Auto-generating Question-Answering Datasets with Domain-Specific Knowledge for Language Models in Scientific Tasks
Abstract
Global software giants are relying on a ‘knowledge is power’ style of competitive advantage to back their leading foundational language models. However, many seek to democratize artificial intelligence (AI) as it could then be used by anyone as a force for good to help solve some of the world’s largest societal challenges, from reducing poverty to offsetting climate change. This work helps to democratize AI for the energy sector by fine-tuning language models with large domain-specific question-answering (QA) datasets about photovoltaic devices; these QA datasets have been auto-generated from custom materials databases that we have produced using the ‘chemistry-aware’ text-mining tool, ChemDataExtractor.
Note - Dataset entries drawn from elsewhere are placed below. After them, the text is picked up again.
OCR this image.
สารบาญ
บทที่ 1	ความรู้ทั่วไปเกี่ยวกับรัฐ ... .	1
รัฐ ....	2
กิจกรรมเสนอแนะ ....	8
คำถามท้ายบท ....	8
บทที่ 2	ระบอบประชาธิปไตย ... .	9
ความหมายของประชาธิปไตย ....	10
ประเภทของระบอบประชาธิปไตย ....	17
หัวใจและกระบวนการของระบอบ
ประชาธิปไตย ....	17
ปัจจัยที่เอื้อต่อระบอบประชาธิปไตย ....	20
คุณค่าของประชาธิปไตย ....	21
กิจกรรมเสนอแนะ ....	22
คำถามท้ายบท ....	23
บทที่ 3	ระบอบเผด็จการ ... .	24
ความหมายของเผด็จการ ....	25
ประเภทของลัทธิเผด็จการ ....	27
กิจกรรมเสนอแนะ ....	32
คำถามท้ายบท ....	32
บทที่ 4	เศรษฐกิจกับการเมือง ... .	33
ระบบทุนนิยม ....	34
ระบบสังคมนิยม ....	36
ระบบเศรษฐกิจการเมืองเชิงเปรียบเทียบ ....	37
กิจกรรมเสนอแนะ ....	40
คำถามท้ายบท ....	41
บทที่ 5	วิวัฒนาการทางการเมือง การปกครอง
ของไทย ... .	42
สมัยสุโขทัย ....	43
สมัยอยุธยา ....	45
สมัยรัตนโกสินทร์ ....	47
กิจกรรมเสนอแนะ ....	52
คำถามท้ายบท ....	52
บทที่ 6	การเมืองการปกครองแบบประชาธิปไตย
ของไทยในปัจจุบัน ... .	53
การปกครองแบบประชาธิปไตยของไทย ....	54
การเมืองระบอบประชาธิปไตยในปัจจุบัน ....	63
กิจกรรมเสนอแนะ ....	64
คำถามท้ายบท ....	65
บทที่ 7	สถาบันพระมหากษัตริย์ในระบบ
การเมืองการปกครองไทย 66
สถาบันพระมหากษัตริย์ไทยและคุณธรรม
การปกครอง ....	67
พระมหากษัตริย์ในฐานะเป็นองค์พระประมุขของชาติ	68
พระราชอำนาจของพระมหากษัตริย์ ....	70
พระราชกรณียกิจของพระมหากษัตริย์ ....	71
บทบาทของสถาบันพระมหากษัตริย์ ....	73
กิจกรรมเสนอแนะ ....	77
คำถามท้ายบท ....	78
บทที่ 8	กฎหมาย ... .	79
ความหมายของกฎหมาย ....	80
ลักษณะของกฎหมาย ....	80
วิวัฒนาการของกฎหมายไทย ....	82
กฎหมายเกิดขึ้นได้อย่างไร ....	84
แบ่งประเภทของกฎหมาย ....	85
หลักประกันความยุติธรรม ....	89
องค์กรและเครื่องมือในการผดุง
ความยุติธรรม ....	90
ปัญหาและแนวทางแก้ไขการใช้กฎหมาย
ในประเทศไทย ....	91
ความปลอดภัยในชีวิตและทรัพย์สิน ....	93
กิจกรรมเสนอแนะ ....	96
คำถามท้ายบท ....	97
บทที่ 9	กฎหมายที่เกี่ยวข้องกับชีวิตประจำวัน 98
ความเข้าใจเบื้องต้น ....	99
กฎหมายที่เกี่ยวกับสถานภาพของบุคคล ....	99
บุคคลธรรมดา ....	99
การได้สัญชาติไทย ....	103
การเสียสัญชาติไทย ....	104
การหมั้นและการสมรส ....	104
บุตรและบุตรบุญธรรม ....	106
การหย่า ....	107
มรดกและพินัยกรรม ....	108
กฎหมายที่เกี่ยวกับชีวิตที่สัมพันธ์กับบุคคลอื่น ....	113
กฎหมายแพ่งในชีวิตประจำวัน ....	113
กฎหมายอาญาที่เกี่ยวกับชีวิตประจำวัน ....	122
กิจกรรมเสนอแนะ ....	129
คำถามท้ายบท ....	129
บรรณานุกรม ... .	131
By loading domain-specific knowledge into large QA datasets that fine-tune the language models rather than focus on loading as much knowledge as possible into foundational language models, one can shift the power of knowledge out of language models and into QA datasets. This knowledge shifting mitigates the performance of language models from being reliant on their size; rather, such performance becomes governed by the size and quality of domain-specific QA datasets that fine tune language models. This means that such QA datasets will only need to fine-tune modest-sized language models. This has enormous implications for the development and application of language models because it will massively reduce the computational resource that is needed to tailor them for a given application; to the extent that the public will be able create their own language models, i.e., we can fully democratize AI.